Proposed UMN policy on gender expression under consideration

The policy would require University members and units to use an individual’s gender identity, expression, name and pronouns.

by Helen Sabrowsky

In response to a growing number of University of Minnesota members publicly identifying as gender nonconforming, a new policy would require members to use an individual’s preferred pronouns, gender and name.

The draft was written to address faculty concerns and improve the campus environment for gender nonconforming students. The administrative policy is currently receiving feedback from student groups and University governments – and hopes to present it to the University Senate next fall.

The draft allows for University members to specify their gender identity, names and pronouns, and requires departments and colleges to take “reasonable steps” to maintain the privacy of biological identifying information.

The University’s Office of Equal Opportunity and Affirmative Action has received an increasing number of questions from departments who are interested in supporting transgender and gender nonconforming community members, said Gabrielle Mead, the assistant director of the department.

This policy ensures the University is able to provide consistent guidelines to these questions, she said.

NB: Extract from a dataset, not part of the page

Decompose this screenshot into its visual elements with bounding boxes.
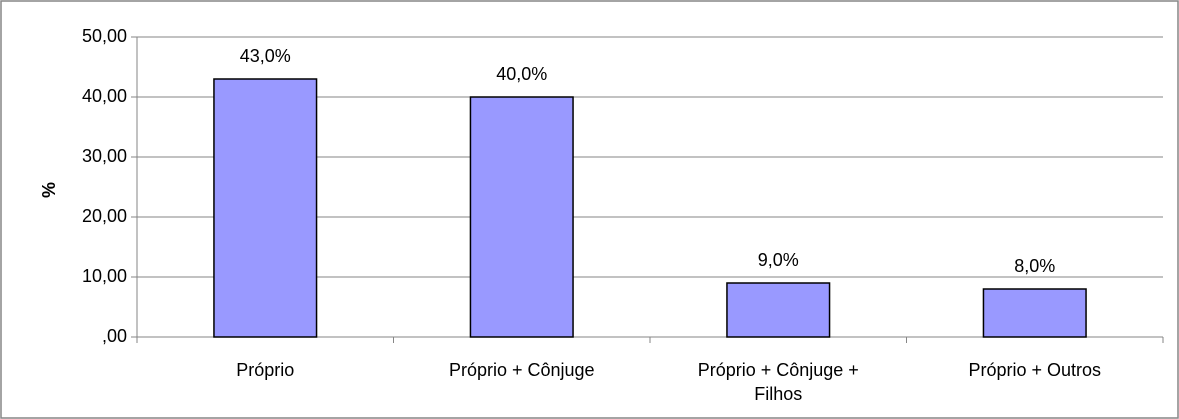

A number of University organizations collaborated to write the policy, including the Gender and Sexuality Center for Queer and Trans Life and the EOAA, Mead said.

On Monday, at its monthly meeting, members of the Council of Graduate Students raised concerns over perceived vague language.

Members said they fear it could lead to misinterpretation of the policy. COGS members also called for more specific consequences for University members who fail to follow the policy, and additional information on how noncompliance will be addressed.

Currently, the policy does not outline consequences for failing to follow it.

The Queer Student Cultural Center, whose members also gave feedback on the draft, believe the policy is a step forward for the University, said member Eli Fleck.

“I think it’s a great policy, especially with the updates to MyU and creating avenues for students to communicate their identity and pronouns without having to send a direct email to the professor, which can be daunting,” he said.

In July, University students and employees will be able to add preferred pronouns and gender identities to MyU.

Many transgender and gender nonconforming students face discrimination and harassment, and policies like this are a step in the right direction, said Shane Windmeyer, the executive director and founder of Campus Pride, a nonprofit organization focused on creating safer college environments for LGBTQ students.

“The very first time a professor uses the wrong name or pronoun, it creates an environment where the individual doesn’t feel comfortable,” he said.

In 2014, concerns were raised over professors calling transgender students incorrect names. Later that year, the University began allowing students to include their preferred name in University online systems.